The Novak tray discharges at 2.7 amps constant. The other trays us a resistor, which varies it's discharge current by the amount of voltage in the cell. So as the cells voltage drops so does the current draw from it. So as the cell nears zero volts the current nears zero also, thus increasing the discharge time ont the resistor type trays.


----------



## erock1331 (Apr 1, 2002)

Thanks Mike.
so which is better for shorting do you think....a resistor type tray (which hits em hard at first 30Amps, then slows up) or the smart tray (constant 2.7Amps)?

Or does it even matter as long as they are 0 volts when you short it.


----------



## rctazmanmc (Oct 8, 2001)

I use my smart tray and tray them then go into deadshort mode and when it starts to blink the lights I deadshort them.

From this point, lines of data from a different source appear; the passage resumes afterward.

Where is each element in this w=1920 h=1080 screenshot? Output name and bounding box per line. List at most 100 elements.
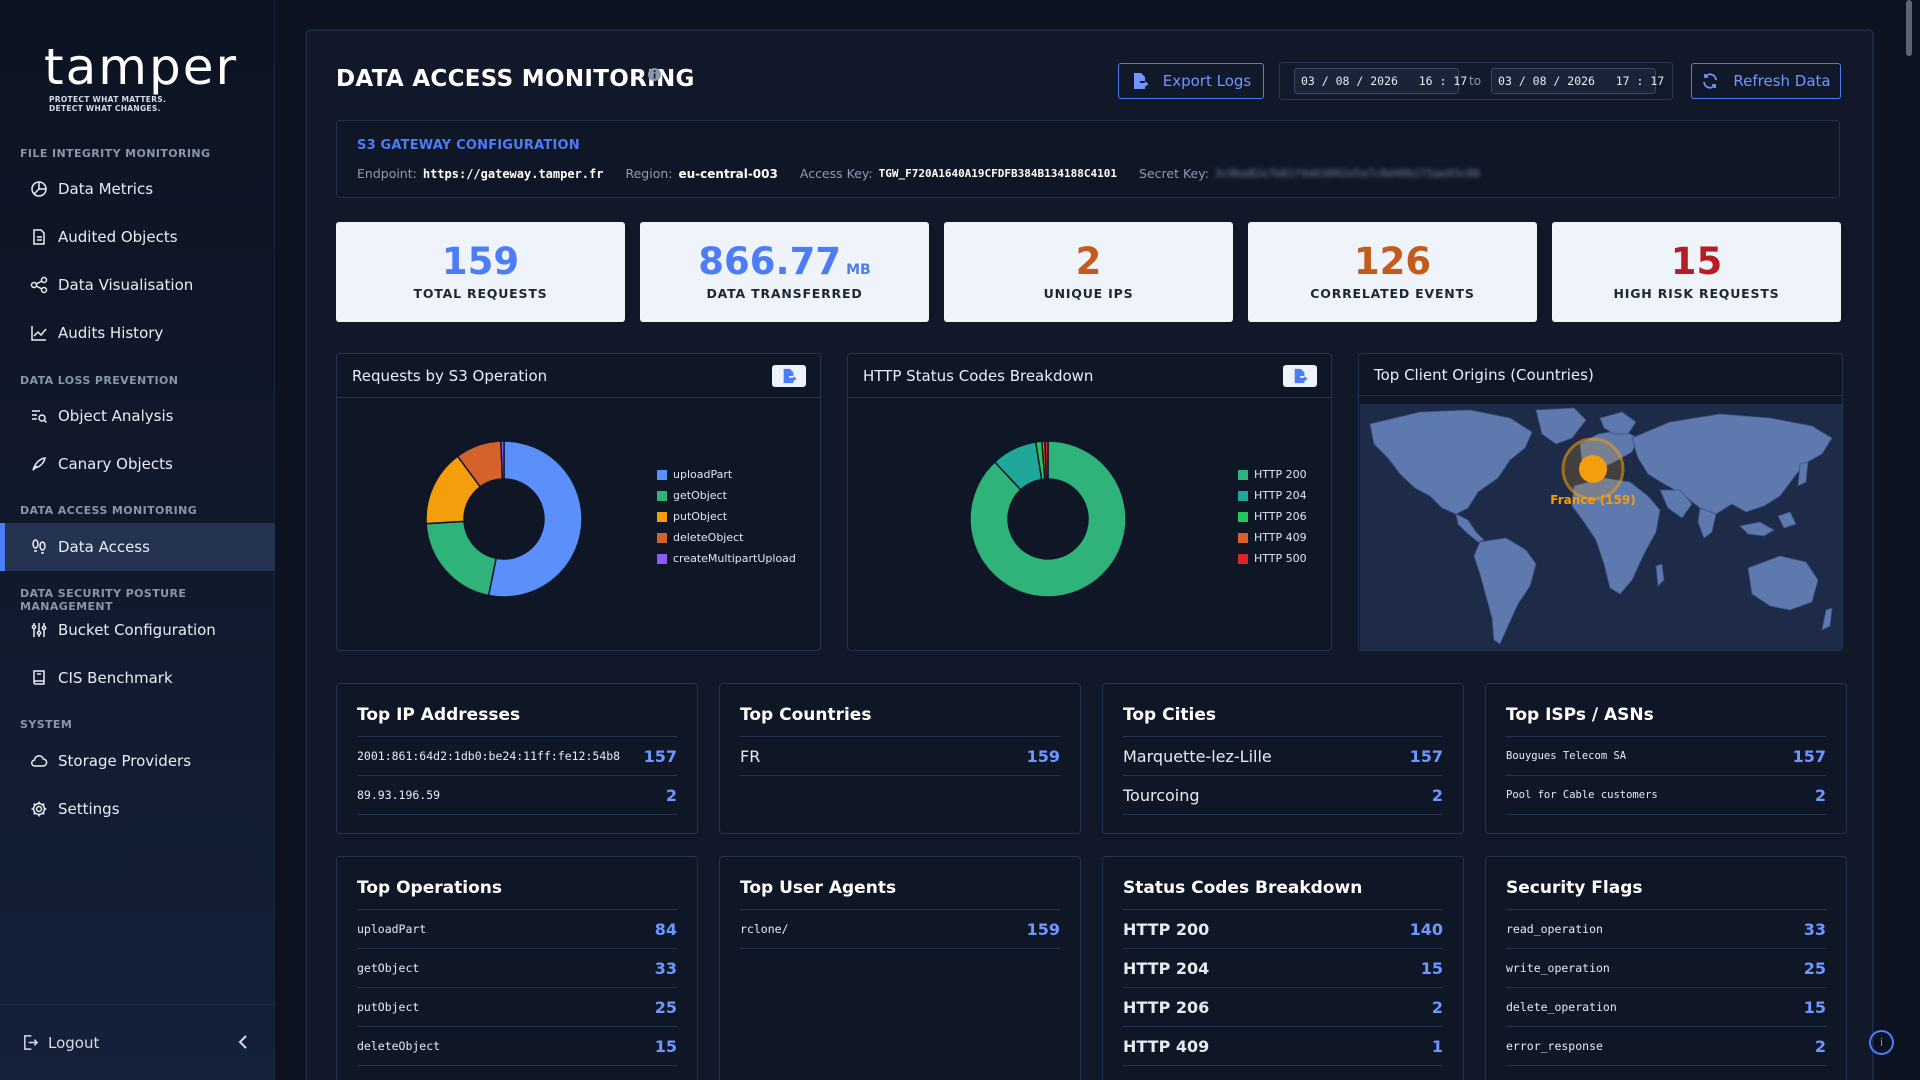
sidebar-item-label: Settings (58, 800, 120, 818)
card-rows: rclone/159 (740, 909, 1060, 949)
sidebar-item-label: Storage Providers (58, 752, 192, 770)
list-item-key: delete_operation (1506, 1000, 1617, 1014)
footprints-icon (30, 538, 48, 556)
card-rows: FR 159 (740, 736, 1060, 776)
legend-item[interactable]: getObject (657, 485, 796, 506)
legend-item[interactable]: HTTP 500 (1238, 548, 1307, 569)
date-range: 03 / 08 / 2026 16 : 17 to 03 / 08 / 2026… (1279, 62, 1673, 100)
donut-slice-uploadpart[interactable] (487, 440, 583, 598)
legend-item[interactable]: deleteObject (657, 527, 796, 548)
date-to-input[interactable]: 03 / 08 / 2026 17 : 17 (1491, 68, 1664, 94)
legend-item[interactable]: HTTP 200 (1238, 464, 1307, 485)
list-item-count: 2 (1431, 997, 1443, 1017)
page-scrollbar[interactable] (1904, 0, 1914, 1080)
legend-swatch (657, 532, 667, 543)
card-title: Security Flags (1506, 878, 1643, 898)
client-origins-panel: Top Client Origins (Countries) (1358, 353, 1843, 651)
sidebar-item-cis-benchmark[interactable]: CIS Benchmark (0, 654, 275, 702)
legend-item[interactable]: HTTP 206 (1238, 506, 1307, 527)
kpi-data-transferred: 866.77 MB DATA TRANSFERRED (640, 222, 929, 322)
logo-wordmark: tamper (44, 38, 239, 96)
list-item-key: rclone/ (740, 922, 789, 936)
logout-button[interactable]: Logout (22, 1034, 99, 1052)
legend-item[interactable]: HTTP 409 (1238, 527, 1307, 548)
card-rows: read_operation 33 write_operation 25 delete_… (1506, 909, 1826, 1066)
list-item-key: Tourcoing (1123, 785, 1200, 805)
legend-item[interactable]: createMultipartUpload (657, 548, 796, 569)
list-item: error_response 2 (1506, 1027, 1826, 1066)
legend-label: uploadPart (673, 468, 733, 481)
bird-icon (30, 455, 48, 473)
sidebar-item-canary-objects[interactable]: Canary Objects (0, 440, 275, 488)
donut-slice-http-200[interactable] (969, 440, 1127, 598)
legend-item[interactable]: HTTP 204 (1238, 485, 1307, 506)
donut-slice-getobject[interactable] (425, 520, 497, 597)
list-item-key: read_operation (1506, 922, 1603, 936)
pie-chart-icon (30, 180, 48, 198)
list-item-count: 159 (1026, 746, 1060, 766)
export-logs-button[interactable]: Export Logs (1118, 63, 1264, 99)
sidebar-item-data-access[interactable]: Data Access (0, 523, 275, 571)
sidebar-item-object-analysis[interactable]: Object Analysis (0, 392, 275, 440)
file-export-icon (783, 368, 797, 384)
legend-item[interactable]: uploadPart (657, 464, 796, 485)
list-item-key: error_response (1506, 1039, 1603, 1053)
list-item-count: 157 (643, 746, 677, 766)
help-button[interactable]: i (1869, 1030, 1894, 1055)
sidebar-item-data-visualisation[interactable]: Data Visualisation (0, 261, 275, 309)
logo-tagline-2: DETECT WHAT CHANGES. (49, 104, 161, 113)
sidebar-footer: Logout (0, 1004, 275, 1080)
list-item-count: 15 (654, 1036, 677, 1056)
stats-card: Top Countries FR 159 (719, 683, 1081, 834)
http-status-legend: HTTP 200 HTTP 204 HTTP 206 HTTP 409 HTTP 500 (1238, 464, 1307, 569)
list-item-count: 15 (1803, 997, 1826, 1017)
card-rows: uploadPart 84 getObject 33 putObject 25 delete… (357, 909, 677, 1066)
kpi-unit: MB (846, 262, 871, 278)
kpi-label: CORRELATED EVENTS (1310, 286, 1475, 301)
card-rows: 2001:861:64d2:1db0:be24:11ff:fe12:54b8 15… (357, 736, 677, 815)
sidebar-item-data-metrics[interactable]: Data Metrics (0, 165, 275, 213)
sidebar-item-settings[interactable]: Settings (0, 785, 275, 833)
legend-item[interactable]: putObject (657, 506, 796, 527)
s3-gateway-config: S3 GATEWAY CONFIGURATION Endpoint: https… (336, 120, 1840, 198)
stats-card: Top Operations uploadPart 84 getObject 33 put… (336, 856, 698, 1080)
donut-slice-http-500[interactable] (1044, 440, 1049, 480)
list-item-count: 33 (1803, 919, 1826, 939)
legend-swatch (657, 511, 667, 522)
list-item-key: 89.93.196.59 (357, 788, 441, 802)
legend-label: deleteObject (673, 531, 744, 544)
kpi-high-risk-requests: 15 HIGH RISK REQUESTS (1552, 222, 1841, 322)
sidebar-item-audits-history[interactable]: Audits History (0, 309, 275, 357)
legend-label: HTTP 200 (1254, 468, 1307, 481)
info-icon[interactable] (647, 67, 662, 82)
sidebar-item-bucket-configuration[interactable]: Bucket Configuration (0, 606, 275, 654)
legend-swatch (1238, 511, 1248, 522)
cloud-icon (30, 752, 48, 770)
chevron-left-icon[interactable] (235, 1031, 253, 1053)
panel-export-button[interactable] (1283, 365, 1317, 387)
panel-title: Top Client Origins (Countries) (1374, 365, 1594, 384)
refresh-data-button[interactable]: Refresh Data (1691, 63, 1841, 99)
donut-slice-createmultipartupload[interactable] (500, 440, 505, 480)
list-item-key: getObject (357, 961, 420, 975)
logout-label: Logout (48, 1033, 100, 1052)
logo-tagline-1: PROTECT WHAT MATTERS. (49, 95, 167, 104)
list-item-count: 140 (1409, 919, 1443, 939)
operations-legend: uploadPart getObject putObject deleteObject… (657, 464, 796, 569)
date-from-input[interactable]: 03 / 08 / 2026 16 : 17 (1294, 68, 1467, 94)
list-item: HTTP 200 140 (1123, 910, 1443, 949)
http-status-panel: HTTP Status Codes Breakdown HTTP 200 HTTP… (847, 353, 1332, 651)
sidebar-item-storage-providers[interactable]: Storage Providers (0, 737, 275, 785)
tamper-logo[interactable]: tamper PROTECT WHAT MATTERS. DETECT WHAT… (44, 42, 238, 113)
legend-swatch (657, 553, 667, 564)
list-item-key: Pool for Cable customers (1506, 789, 1658, 801)
legend-label: putObject (673, 510, 728, 523)
panel-export-button[interactable] (772, 365, 806, 387)
sidebar-item-audited-objects[interactable]: Audited Objects (0, 213, 275, 261)
scrollbar-thumb[interactable] (1906, 0, 1912, 56)
list-item: Marquette-lez-Lille 157 (1123, 737, 1443, 776)
sidebar-item-label: Data Visualisation (58, 276, 194, 294)
world-map[interactable]: France (159) (1360, 404, 1842, 650)
kpi-value: 126 (1248, 242, 1537, 282)
list-item: deleteObject 15 (357, 1027, 677, 1066)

I think either one will work. The tray will take longer since I think the lights go out at .9 volts and not 0 volts and you need to wait longer before shorting them.

I love the Novak tray and I bump (charge) my packs about 5 minutes in the morning before I race and then tray them before I charge them and they give me more punch and a little more runtime.

mc


----------



## Fantom (Feb 17, 2005)

My brother had the Novak one and he sold it. It made the peak voltage go from 9.0's all the way up to the 9.4's. And he had the normal cut offs and everything. Almost every person you ask will probably have a different ansewer. In my opionion, I don't like it. For me the Integy Octane 2, Trinity Absolute Zero, and the Integy 30 are better. Just put them on ebay and they will sell.


----------



## MIKE VALENTINE (Mar 12, 2002)

i'm not sure which one is better for deadshorting. i have used both and still do. i will be getting the new novak tray (non lcd one) soon. as far as the big hit up front and then tailing off or constant lower, it would seem that if you first discharge the pack at 30 or 35 constant on the turbo or other device after that it shouldn't matter. i have never had a problem with the peak voltage rising by using the novak tray. if you deadshort the batts right after the lights start blinking the cells are still at around .1 per cell which i feel is still to hi to deadshort. i wait till there reach .05 per pack or lower.


----------



## Porksalot4L (Nov 4, 2002)

i have the duratrax 20amp discharge tray and love it because its just very quick and easy and i like that you dont have to plug it in like the novak one. i have a question though. if at the end of a practice day and i put my last pack i ran on it and just leave it will the pack eventually be deadshorted or is dead shorting only done by eventually putting a wire from one side to another? 

joe ivo

ps. HEY MIKE hows it goin! KC told me to say hi


----------



## MIKE VALENTINE (Mar 12, 2002)

joe you need to put the wire on just like the rest of the trays. tell kc hi, too.


----------



## albie (Oct 3, 2001)

one thing i have seen and heard is there have been some guys discharging there cells at low amp rates instead of 30-35 some like 6amps only and the packs have run flat after that and they cant get them back like they were... albie


----------



## Fantom (Feb 17, 2005)

Lower amp rates discharge the battery better. It removes the voltage more steadily. They should come back after a couple cycles.


----------



## rctazmanmc (Oct 8, 2001)

Discharge them at what the were matched at or at least 20 amps.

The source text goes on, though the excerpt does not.